Игра в ложь. Я никогда не… - Шепард Сара
Эмма снова достала телефон, но в папке «Входящие» было по-прежнему пусто. Было бы здорово осмотреть дом… Но что, если по дороге она наткнется на что-то? Или, еще хуже, на кого-то? Вздохнув, она принялась набирать новое сообщение Саттон: «Я в твоей комнате. Где бы ты ни была, ответь. С тобой все в порядке? Я беспокоюсь».
Она нажала кнопку «Отправить» и почти в ту же секунду подпрыгнула от неожиданности: в комнате что-то негромко тренькнуло. Осторожно, стараясь ступать бесшумно, Эмма двинулась в сторону источника звука: серебристого клатча, лежавшего на столе возле ноутбука. Внутри почти ничего не было: только небольшой голубой кошелек и iPhone в розовом чехле.
Выудив его из сумочки, Эмма едва сдержала удивленный возглас: на экране бегущей строкой отображался текст, который она только что отправила.
Поддавшись импульсу, девушка сняла блокировку и просмотрела все полученные за день сообщения.
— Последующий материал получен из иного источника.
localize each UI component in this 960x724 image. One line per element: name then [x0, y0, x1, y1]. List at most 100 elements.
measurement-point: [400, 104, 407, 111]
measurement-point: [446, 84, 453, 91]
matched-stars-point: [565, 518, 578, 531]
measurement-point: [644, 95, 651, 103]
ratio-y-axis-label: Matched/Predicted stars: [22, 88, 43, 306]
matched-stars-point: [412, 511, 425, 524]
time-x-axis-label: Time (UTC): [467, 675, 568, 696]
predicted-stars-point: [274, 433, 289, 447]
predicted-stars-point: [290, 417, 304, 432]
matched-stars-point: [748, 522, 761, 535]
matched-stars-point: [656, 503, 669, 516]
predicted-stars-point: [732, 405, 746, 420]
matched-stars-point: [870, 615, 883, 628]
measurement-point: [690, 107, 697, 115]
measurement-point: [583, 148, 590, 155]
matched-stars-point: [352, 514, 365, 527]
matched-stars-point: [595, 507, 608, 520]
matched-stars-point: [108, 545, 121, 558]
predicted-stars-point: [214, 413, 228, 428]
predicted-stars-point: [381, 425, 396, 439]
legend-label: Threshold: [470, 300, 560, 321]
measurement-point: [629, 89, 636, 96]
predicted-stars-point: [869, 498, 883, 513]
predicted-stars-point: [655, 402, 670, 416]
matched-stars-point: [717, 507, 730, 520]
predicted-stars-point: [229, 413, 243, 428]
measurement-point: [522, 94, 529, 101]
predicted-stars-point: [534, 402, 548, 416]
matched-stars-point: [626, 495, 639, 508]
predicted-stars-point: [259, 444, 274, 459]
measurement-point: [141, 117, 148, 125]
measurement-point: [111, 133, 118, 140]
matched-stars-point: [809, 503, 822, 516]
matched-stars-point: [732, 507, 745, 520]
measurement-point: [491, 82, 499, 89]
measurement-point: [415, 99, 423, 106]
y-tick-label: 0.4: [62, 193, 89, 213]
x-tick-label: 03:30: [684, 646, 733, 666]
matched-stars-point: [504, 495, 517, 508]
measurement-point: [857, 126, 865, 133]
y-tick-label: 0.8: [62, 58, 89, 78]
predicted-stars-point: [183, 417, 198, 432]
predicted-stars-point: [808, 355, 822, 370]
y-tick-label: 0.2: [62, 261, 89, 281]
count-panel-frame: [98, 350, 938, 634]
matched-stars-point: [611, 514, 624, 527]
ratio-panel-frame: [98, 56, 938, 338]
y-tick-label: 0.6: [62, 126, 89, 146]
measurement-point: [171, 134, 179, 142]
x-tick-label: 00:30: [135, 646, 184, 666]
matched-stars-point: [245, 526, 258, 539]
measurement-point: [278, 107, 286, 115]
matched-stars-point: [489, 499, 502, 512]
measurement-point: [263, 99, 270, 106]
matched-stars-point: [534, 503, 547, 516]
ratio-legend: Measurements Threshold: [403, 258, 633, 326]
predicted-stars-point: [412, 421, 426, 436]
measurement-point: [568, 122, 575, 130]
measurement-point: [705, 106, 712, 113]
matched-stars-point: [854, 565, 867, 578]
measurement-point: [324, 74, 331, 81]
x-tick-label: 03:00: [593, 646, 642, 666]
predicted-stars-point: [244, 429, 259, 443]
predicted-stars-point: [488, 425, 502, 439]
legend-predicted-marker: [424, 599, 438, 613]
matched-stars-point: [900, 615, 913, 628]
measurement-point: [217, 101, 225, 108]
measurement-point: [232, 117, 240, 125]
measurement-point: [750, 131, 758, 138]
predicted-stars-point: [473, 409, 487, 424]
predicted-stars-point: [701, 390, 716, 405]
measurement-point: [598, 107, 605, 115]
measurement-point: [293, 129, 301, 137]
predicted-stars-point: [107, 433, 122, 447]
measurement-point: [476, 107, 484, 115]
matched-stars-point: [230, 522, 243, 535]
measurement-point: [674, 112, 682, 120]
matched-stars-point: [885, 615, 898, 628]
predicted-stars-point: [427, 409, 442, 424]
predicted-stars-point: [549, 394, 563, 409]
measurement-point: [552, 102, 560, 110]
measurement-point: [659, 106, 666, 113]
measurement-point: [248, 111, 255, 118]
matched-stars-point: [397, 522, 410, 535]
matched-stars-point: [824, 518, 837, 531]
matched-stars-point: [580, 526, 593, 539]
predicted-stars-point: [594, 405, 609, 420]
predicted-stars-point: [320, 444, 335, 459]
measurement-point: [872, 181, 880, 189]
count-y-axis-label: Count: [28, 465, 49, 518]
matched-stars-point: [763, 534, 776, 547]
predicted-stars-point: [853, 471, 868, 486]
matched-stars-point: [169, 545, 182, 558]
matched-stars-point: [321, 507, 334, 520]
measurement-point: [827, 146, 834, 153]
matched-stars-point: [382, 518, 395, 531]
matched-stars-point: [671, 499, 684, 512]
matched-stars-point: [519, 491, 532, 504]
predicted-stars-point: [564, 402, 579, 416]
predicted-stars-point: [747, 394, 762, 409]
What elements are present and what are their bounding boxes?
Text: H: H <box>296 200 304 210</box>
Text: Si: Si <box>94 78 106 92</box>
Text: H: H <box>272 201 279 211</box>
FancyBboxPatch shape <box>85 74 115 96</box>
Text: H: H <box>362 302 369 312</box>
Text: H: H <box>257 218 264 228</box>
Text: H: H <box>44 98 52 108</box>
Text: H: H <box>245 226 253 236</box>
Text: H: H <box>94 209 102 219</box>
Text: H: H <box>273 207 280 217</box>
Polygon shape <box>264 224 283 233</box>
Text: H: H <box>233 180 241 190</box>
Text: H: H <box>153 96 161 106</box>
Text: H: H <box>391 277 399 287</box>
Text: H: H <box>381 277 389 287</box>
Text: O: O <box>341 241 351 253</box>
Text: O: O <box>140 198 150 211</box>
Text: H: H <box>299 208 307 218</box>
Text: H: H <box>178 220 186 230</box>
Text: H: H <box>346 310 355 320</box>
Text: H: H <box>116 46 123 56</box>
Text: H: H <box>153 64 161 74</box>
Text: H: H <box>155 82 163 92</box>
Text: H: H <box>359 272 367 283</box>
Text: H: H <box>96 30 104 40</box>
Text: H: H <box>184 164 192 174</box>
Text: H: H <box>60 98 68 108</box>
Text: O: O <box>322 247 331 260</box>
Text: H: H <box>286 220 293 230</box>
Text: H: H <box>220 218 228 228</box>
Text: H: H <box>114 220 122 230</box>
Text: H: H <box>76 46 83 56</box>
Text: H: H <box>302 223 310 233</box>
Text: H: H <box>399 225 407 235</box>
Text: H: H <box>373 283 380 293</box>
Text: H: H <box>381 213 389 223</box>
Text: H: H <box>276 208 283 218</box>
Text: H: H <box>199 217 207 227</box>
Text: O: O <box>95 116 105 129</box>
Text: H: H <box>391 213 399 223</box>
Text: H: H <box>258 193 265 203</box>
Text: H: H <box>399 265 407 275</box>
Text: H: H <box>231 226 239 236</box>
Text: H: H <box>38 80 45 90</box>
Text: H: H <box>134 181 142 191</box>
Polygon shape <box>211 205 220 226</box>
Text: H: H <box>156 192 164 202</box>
Там было и ее предыдущее послание, и короткое «Ну, спасибо, черт тебя подери!» от Лорел, отправленное в 20.20, – видимо, когда они должны были вместе ехать на вечеринку.
Осознав, что сейчас произошло, Эмма выпустила из рук телефон и отшатнулась от него, как от ядовитой змеи. «Я не должна была заглядывать в сумку и читать переписку Саттон! – думала она. – Что, если сестра в этот момент вошла бы в комнату? Не лучший способ познакомиться после долгих лет разлуки».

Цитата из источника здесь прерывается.